U.S. regulators to give banks more time to push out swap trading
WASHINGTON, Jan 3 (Reuters) - Banks could have up to three extra years to comply with a new U.S. rule requiring firms that receive federal deposit insurance to spin off some of their swaps trading into separate arms, U.S. regulators said on Thursday.
The Office of the Comptroller of the Currency said it would "consider favorably" requests for transition periods before banks must comply with the so-called "swaps push-out" rule.
Under the rule, included as part of the 2010 Dodd-Frank financial oversight law, banks that receive deposit insurance and other government backstops have to set up separate arms to trade certain swaps.
Supporters hoped this would separate the parts of banks that are federally guaranteed from their more risky activities.
But the rule, which was tucked into the law by then-Senator Blanche Lincoln, was widely opposed by the financial services industry. Critics said it would limit the ability of banks to hedge risk and could be expensive.
The OCC said it would allow banks to request extra time to comply because U.S. regulators are still hashing out the details of a number of derivatives rules required by Dodd-Frank.
Swap dealers had to register with the Commodity Futures Trading Commission this week and regulators are setting tougher standards for data reporting and other activities.

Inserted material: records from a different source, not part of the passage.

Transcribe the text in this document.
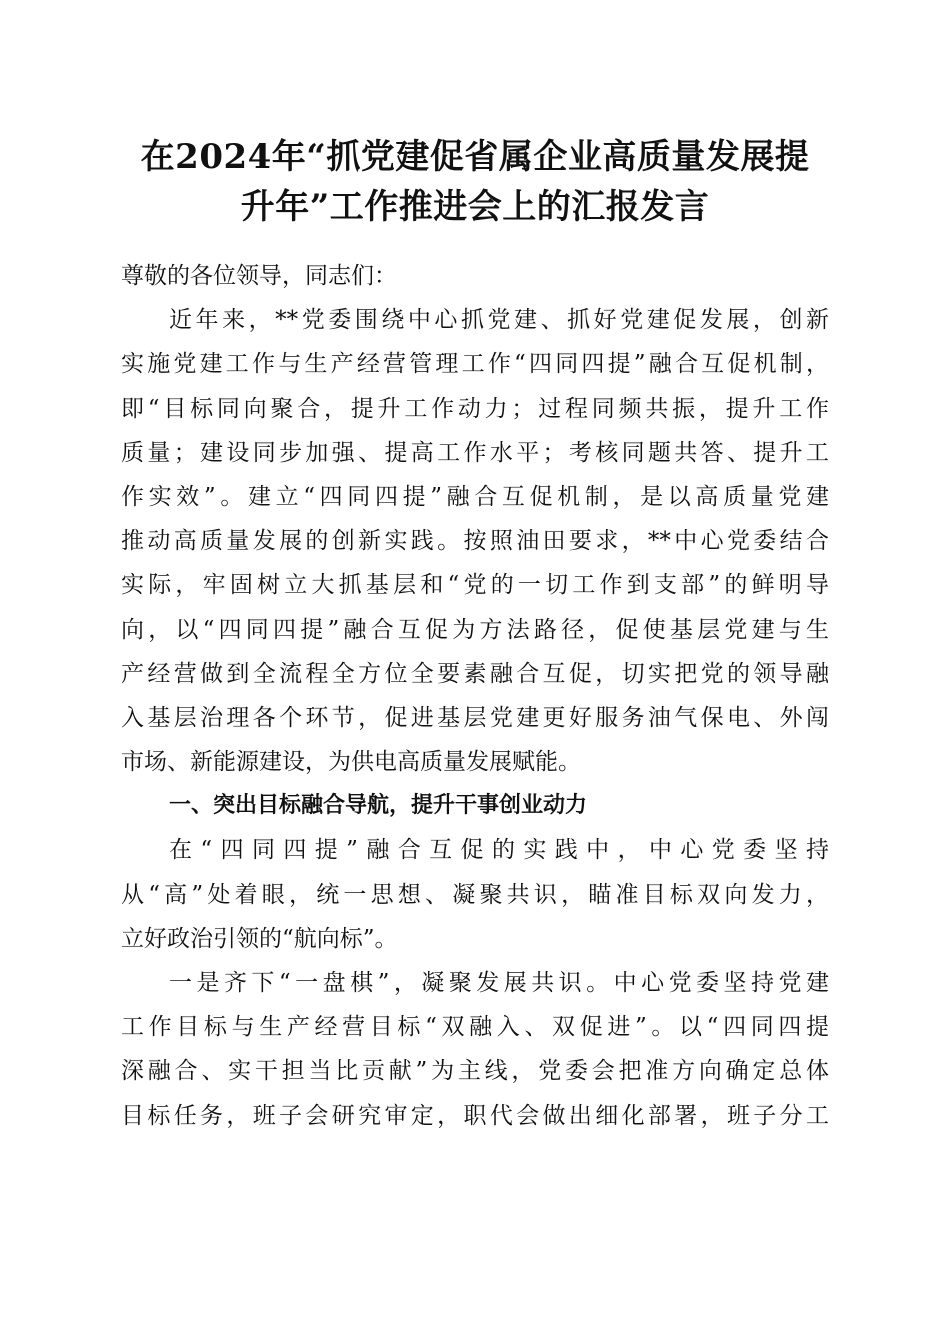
在2024年“抓党建促省属企业高质量发展提
升年”工作推进会上的汇报发言
尊敬的各位领导，同志们：
近年来，**党委围绕中心抓党建、抓好党建促发展，创新
实施党建工作与生产经营管理工作“四同四提”融合互促机制，
即“目标同向聚合，提升工作动力；过程同频共振，提升工作
质量；建设同步加强、提高工作水平；考核同题共答、提升工
作实效”。建立“四同四提”融合互促机制，是以高质量党建
推动高质量发展的创新实践。按照油田要求，**中心党委结合
实际，牢固树立大抓基层和“党的一切工作到支部”的鲜明导
向，以“四同四提”融合互促为方法路径，促使基层党建与生
产经营做到全流程全方位全要素融合互促，切实把党的领导融
入基层治理各个环节，促进基层党建更好服务油气保电、外闯
市场、新能源建设，为供电高质量发展赋能。
一、突出目标融合导航，提升干事创业动力
在“四同四提”融合互促的实践中，中心党委坚持
从“高”处着眼，统一思想、凝聚共识，瞄准目标双向发力，
立好政治引领的“航向标”。
一是齐下“一盘棋”，凝聚发展共识。中心党委坚持党建
工作目标与生产经营目标“双融入、双促进”。以“四同四提
深融合、实干担当比贡献”为主线，党委会把准方向确定总体
目标任务，班子会研究审定，职代会做出细化部署，班子分工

Transition periods would prevent service disruptions for clients and limit credit risks, the OCC said.
The OCC said banks can request a transition period of up to two years from the rule's effective date of July 16, 2013. Firms would need to spell out a plan for complying with the push-out rule and explain how a transition period would help protect mortgage lending, small business lending and other activities.
Officials could decide to give banks an additional year on top of that after consulting with the CFTC and the Securities and Exchange Commission, which oversee some swap dealers, the OCC said.